It's fitting that the NBA Finals switched to a 2-2-1-1-1 format for the first time since 1984, as the AT&T Center's air conditioning malfunction made for sweltering Game 1 conditions that resembled the old Boston Garden. Consequently, LeBron James' severe cramping and fourth-quarter absence have taken top headlines after Thursday night's stunning events.
Despite the 15-point margin of victory, the San Antonio Spurs did accomplish much of their work in the absence of LeBron, erasing the Miami Heat's seven-point fourth-quarter lead. Nevertheless, it appears the oddsmakers have continued to side with the Spurs as the favorite, per Odds Shark:
|San Antonio Spurs||-4.5|
via Odds Shark as of June 7, 1 PM ET
So what should NBA fans watch for in Game 2? Here are a few early keys, along with full TV information for the rest of the series.
|Game||Location||Date||Time (ET)||TV Station|
|2||San Antonio||Sunday, June 8||8 p.m.||ABC|
|3||Miami||Tuesday, June 10||9 p.m.||ABC|
|4||Miami||Thursday, June 12||9 p.m.||ABC|
|5 (if necessary)||San Antonio||Sunday, June 15||8 p.m.||ABC|
|6 (if necessary)||Miami||Tuesday, June 17||9 p.m.||ABC|
|7 (if necessary)||San Antonio||Friday, June 20||9 p.m.||ABC|
Miami Heat: Tighten up
Blame LeBron's cramps all you want, but the Heat's defense totally disappeared in the fourth quarter, allowing the Spurs to shoot a remarkable 14-of-16 from the field.

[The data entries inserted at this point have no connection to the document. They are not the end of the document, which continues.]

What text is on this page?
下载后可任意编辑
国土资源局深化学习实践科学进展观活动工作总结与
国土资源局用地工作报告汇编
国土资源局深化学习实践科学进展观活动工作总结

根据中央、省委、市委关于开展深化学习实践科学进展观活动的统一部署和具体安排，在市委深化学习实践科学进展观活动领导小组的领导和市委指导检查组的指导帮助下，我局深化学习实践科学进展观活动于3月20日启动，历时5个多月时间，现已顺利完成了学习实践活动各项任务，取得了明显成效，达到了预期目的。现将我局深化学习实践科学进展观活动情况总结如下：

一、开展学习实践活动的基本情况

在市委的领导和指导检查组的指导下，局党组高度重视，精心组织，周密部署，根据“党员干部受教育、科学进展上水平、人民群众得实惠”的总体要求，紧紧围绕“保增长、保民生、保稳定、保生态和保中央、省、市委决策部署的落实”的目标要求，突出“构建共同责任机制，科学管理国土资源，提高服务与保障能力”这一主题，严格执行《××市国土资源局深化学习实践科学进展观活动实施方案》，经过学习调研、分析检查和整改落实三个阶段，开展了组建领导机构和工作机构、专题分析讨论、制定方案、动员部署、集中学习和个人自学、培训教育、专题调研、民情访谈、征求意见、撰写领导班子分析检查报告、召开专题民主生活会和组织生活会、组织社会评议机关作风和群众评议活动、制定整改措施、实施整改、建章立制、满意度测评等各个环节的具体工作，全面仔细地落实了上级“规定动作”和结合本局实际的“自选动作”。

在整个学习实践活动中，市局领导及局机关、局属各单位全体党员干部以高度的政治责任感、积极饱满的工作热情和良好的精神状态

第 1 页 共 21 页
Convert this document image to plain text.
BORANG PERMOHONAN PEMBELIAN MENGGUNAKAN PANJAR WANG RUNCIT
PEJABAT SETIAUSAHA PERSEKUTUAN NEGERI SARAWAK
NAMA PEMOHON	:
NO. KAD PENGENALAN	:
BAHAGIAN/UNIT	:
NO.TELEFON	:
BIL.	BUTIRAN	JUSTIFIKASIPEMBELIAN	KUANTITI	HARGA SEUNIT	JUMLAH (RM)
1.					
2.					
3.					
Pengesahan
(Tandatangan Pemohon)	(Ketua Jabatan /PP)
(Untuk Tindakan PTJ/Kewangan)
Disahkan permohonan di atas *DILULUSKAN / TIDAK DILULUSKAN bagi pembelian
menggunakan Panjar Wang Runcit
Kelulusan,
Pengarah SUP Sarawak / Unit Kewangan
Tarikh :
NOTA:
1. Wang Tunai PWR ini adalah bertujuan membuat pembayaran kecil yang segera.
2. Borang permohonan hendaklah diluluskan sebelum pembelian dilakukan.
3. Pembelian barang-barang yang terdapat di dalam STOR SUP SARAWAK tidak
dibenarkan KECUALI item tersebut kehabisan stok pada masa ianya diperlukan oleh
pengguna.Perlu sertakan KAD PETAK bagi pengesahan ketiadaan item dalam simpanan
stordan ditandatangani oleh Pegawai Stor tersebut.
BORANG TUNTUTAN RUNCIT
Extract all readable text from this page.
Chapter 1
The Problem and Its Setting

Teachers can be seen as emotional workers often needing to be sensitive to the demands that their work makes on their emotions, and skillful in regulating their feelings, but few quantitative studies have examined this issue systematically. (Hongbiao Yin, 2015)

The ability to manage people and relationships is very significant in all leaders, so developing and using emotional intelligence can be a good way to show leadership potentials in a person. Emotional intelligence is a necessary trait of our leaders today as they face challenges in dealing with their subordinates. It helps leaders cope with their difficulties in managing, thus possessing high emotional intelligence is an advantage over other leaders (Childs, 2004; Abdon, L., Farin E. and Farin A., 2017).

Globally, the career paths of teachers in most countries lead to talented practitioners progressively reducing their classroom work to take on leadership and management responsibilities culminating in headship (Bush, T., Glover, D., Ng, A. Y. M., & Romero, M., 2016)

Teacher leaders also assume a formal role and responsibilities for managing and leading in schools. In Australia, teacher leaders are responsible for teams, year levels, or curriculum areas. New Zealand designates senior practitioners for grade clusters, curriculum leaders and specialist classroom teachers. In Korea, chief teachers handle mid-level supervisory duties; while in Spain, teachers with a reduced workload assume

Indeed, for the majority of the night, Miami's defense was an all-or-nothing proposition:
Heat playing VCU-style defense. 23 TOs forced and 2.87 PPP allowed on non-TO poss.— Andy Glockner (@AndyGlockner) June 6, 2014
That's a stark departure from the Heat's typically relentless defensive reputation, though the arena conditions certainly appeared to take their toll on the players. Nevertheless, the major matchup storyline was how Miami's defense couldn't stop San Antonio's uber-efficient offense. NBA.com's Jon Schumann suggested before the series that the Heat could struggle containing the perimeter, a notion that manifested itself in Game 1:
The numbers show that the Heat’s biggest issues in the playoffs have been on the perimeter. From outside the paint, their opponents have an effective field-goal percentage of 51.5 percent, highest in the postseason. Spurs playoff opponents, in comparison, have had an effective field-goal percentage of only 43.7 percent from outside the paint in the playoffs.
The Heat were more aggressive in closing out on three-point shooters in the second half but had essentially waved the white flag by the end of the game. Consequently, San Antonio did not miss on any of its six fourth-quarter three-point attempts.
With the AT&T Center likely to house much cooler conditions Sunday night, Miami will not have an excuse for lack of effort. The Heat have built their championship foundation upon stifling defense, a tenet they must recapture to avoid a 2-0 hole.
San Antonio Spurs: Cut Down the Turnovers
As dominant as the Spurs were in the fourth quarter, they were also equally fortunate to win after committing 22 turnovers, many of the head-shaking variety. Against a team like Miami that normally thrives in transition, San Antonio's win was truly a historic rarity:
Spurs had 22 turnovers in their Gm 1 victory, the most a winning team has had in an NBA Finals game in at least 28 yrs, per BBall Reference— Chris Herring (@HerringWSJ) June 6, 2014
In fairness, the Spurs significantly improved their execution in the final frame and were closing the gap before LeBron's cramps propelled them past the finish line. Still, San Antonio left itself vulnerable to defeat with arguably its sloppiest three quarters of the postseason, even as it held the lead the majority of the game.
At the same time, the fourth quarter illustrated what the Spurs are capable of, and many favor them over the two-time defending champions. As CBS Sports' Matt Moore relays, Danny Green believes that familiarity may have been San Antonio's enemy in Game 1:
Green admitted after the game that could be influenced by the two teams having played one another so often.
"Possibly that had something to do wit it, but also being careless with the ball and not finding the right people. You know they're a good defensive team, they're long and athletic. We got lucky tonight. we can't turn the ball over 23 times and expect to win."
The Spurs saved themselves with timely shooting and excellent passing, as 30 of their 40 baskets on the night were assisted. So long as Tony Parker's ankle holds up, San Antonio should continue to employ steady ball-handling to thwart off Miami's defense.
But the margin for error is thin, and the desperate Heat will surely crank up their pressure defense to rare levels in Game 2. For San Antonio to hold serve on its home court, the fourth quarter from Game 1 will need to resemble every quarter Sunday night.